On behalf of the County of…

ERO number

019-6163

Comment ID

71461

Commenting on behalf of

Middlesex County

Comment status

Comment approved More about comment statuses

Comment

On behalf of the County of Middlesex, I thank you for the opportunity to provide input on the proposed More Homes Built Faster Act and related Provincial changes. This submission relates to the proposed changes to the Planning Act through Bill 23.

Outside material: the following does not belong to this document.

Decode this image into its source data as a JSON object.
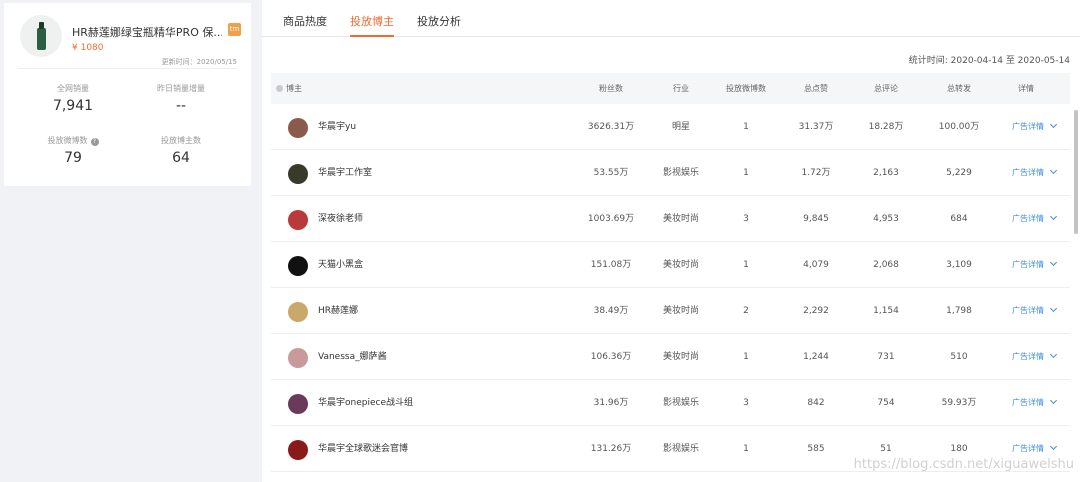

It is acknowledged that the provision of housing is important and that municipalities play a key role in increasing the supply of housing while building complete and sustainable communities. Even a few years ago the question of housing affordability would have been a low priority for our community as this challenge was largely an issue for our large urban neighbour. This is no longer the case as our rural and small urban County has significant housing affordability and attainability challenges that in many respects have outpaced our urban neighbour.

The proposed changes to the Planning Act that are most consequential to the County of Middlesex are the removal of third party appeal rights for all Planning Act applications and the proposed changes to the regulations concerning Additional Residential Units. The removal of third party appeal rights may reduce uncertainty for developers and reduce delays in development approvals. However, this may also place additional pressure on councils to deny applications on behalf of constituents in the absence of appeal rights, which could lead to an increased number of developer-initiated appeals.

The proposed changes to the Planning Act provisions and associated regulations concerning Additional Residential Units (ARUs) would not allow any official plan or zoning by-law to prohibit the use of up to three residential units on a ‘parcel of urban residential land’. The proposed changes define a ‘parcel of urban residential land’ as a parcel of land that is within an area of settlement on which a residential use, other than an ancillary residential use, is permitted and that is served by municipal water and sewage services. Additionally, municipal planning documents would be prohibited from setting minimum floor area requirements for such units and requiring more than one parking space per unit. Appeal rights concerning any proposed official plan policies or zoning provisions to authorize ARUs would be removed.

The County of Middlesex and several local municipalities recently undertook official plan amendments to address ARUs however those policies reflect the previous ‘two plus one’ direction from the Province. The proposed changes maintain the current maximum of three units per lot, but would allow for all three of the units to be located in the primary dwelling. With the addition of the reference to a ‘parcel of urban residential land’, it would appear that municipalities would no longer be required to provide for policies and zoning to authorize ARUs on lots outside of fully serviced settlement areas. Additionally, the reference to ‘other than an ancillary residential use’ within the definition suggests that ARUs may not be permitted on lots where residential is not the primary use.

The County and local municipalities will have to review current official plan policies and revise them to provide for three units within the principal dwelling and remove any policy direction that could prohibit the establishment of ARUs in fully serviced settlement areas. Municipal councils may have to decide whether and how ARUs will be permitted in agricultural areas. Further clarification with regards to any necessary amendments to appropriately implement these changes would assist municipalities in determining where ARUs will be permitted as well as whether official plans can contain more specific development criteria such as the requirement for servicing capacity, compliance with MDS if applicable, maximum separation distances between the primary dwelling and an ARU in an ancillary structure, maximum floor areas, etc.